Most of the celebration of efficiency and productivity is really about a depression in the oil industry that has resulted in massive price deflation. I estimate that only about 10-12% of the cost reduction is because of technology and most of that was a one-time benefit in the first year or so it was used. Going forward, efficiency gains are a few percent at most.
“Our forecast assumes that productivity declines 8% by the end of 2018…We believe a significant portion of the productivity gains being experienced by the sector outside of the Permian are the result of high grading and will revert in future years. Cost pressures are already surfacing in the Permian, which will dampen capital efficiency going forward.”
—Bernstein E&Ps ( 10 March 2017)
Break-even price is mostly a function of well cost, flow rate and EUR.
I have already addressed well cost. Most companies and analysts routinely exclude G&A (General and Adminstrative costs or overhead), royalty payments, federal income taxes, depreciation and amortization (“EBITDAX”) from their costs. Excluding cost is an excellent way to reduce break-even price except that it does not accurately represent break-even price.
Even if we accept these break-even prices, does anyone knowingly invest in things that don’t make any money? Sorry, I forgot about negative interest rateEuropean bonds.
The EUR used for break-even prices in charts like Goldman Sachs’ are largely unknown but bigger EUR means lower break-even prices.
Companies routinely report EUR in barrels of oil equivalent (BOE) that use a natural gas-to-BOE conversion of 6:1 based on energy content but a value-based conversion including natural gas liquids is 15:1.
For gassy plays like the Eagle Ford and Permian basin, this conversion sleight-of-hand produces ~35% inflation in EUR. It is perfectly legal for reserve reporting but it is a dishonest way to represent break-even price since companies are getting ~$2.50/mmBtu for gas and not the $6.25/mmBtu implied by the 6:1 conversion.

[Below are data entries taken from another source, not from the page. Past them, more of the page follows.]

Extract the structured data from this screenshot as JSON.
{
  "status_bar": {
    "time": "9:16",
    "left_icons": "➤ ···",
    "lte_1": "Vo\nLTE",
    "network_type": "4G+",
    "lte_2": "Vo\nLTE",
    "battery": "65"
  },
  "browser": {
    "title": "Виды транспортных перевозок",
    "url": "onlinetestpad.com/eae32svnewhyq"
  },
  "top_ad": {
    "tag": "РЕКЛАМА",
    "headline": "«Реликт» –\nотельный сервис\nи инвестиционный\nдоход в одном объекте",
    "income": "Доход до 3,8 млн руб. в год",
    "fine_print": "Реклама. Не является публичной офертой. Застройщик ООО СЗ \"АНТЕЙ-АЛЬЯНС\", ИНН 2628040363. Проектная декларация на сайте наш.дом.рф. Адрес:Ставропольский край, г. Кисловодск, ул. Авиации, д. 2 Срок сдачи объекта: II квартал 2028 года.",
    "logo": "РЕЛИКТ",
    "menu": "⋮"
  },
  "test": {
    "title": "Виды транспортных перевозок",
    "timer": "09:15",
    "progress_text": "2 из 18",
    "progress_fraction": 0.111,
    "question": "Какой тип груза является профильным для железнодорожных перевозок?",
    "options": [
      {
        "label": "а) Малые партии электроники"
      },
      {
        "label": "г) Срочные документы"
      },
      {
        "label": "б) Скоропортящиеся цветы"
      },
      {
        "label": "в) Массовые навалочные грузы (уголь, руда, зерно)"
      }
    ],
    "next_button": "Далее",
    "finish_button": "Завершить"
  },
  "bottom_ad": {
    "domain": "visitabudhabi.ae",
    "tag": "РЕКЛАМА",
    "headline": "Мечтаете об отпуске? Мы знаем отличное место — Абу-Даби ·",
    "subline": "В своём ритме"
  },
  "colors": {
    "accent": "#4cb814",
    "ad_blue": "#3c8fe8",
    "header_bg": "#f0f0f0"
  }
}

Advances in technology have resulted in higher early production rates increasing net present value. In many cases, however, these are accompanied by increased decline rates and lower EUR. Figure 2 shows an example from the Bakken Shale play.

The chart on the left shows 20-month cumulative production data suggesting that well performance has improved every year. The chart on the right shows decline rates for the same years of production. It shows that, in fact, well performance is decreasing from 2014 through 2016 because of higher decline rates.
Technology does not create energy. The effect of better technology is a bigger spigot that produces the energy faster. The downside of the technology is that it increases the rate of resource depletion.
Costs have come down for all oil and gas producers since the oil-price collapse in 2014. Most of the savings are because of lower oil field service costs and not so much because of improved technology.
Indeed Art
This hiding of costs is not simply applied in the shale industry but has been adopted across the oil business where ever depletion is a significant factor. Basically, given rapid depletion these companies are excluding CAPEX from their accounting model by hiding it in cost of sales, depreciation and impairments. I know of a UK company operating in Trinidad on a field that Texaco abandoned in 1986 whose wells deplete 80-90% within a year yet they claim to be ‘profitable’ down to $20 a barrel.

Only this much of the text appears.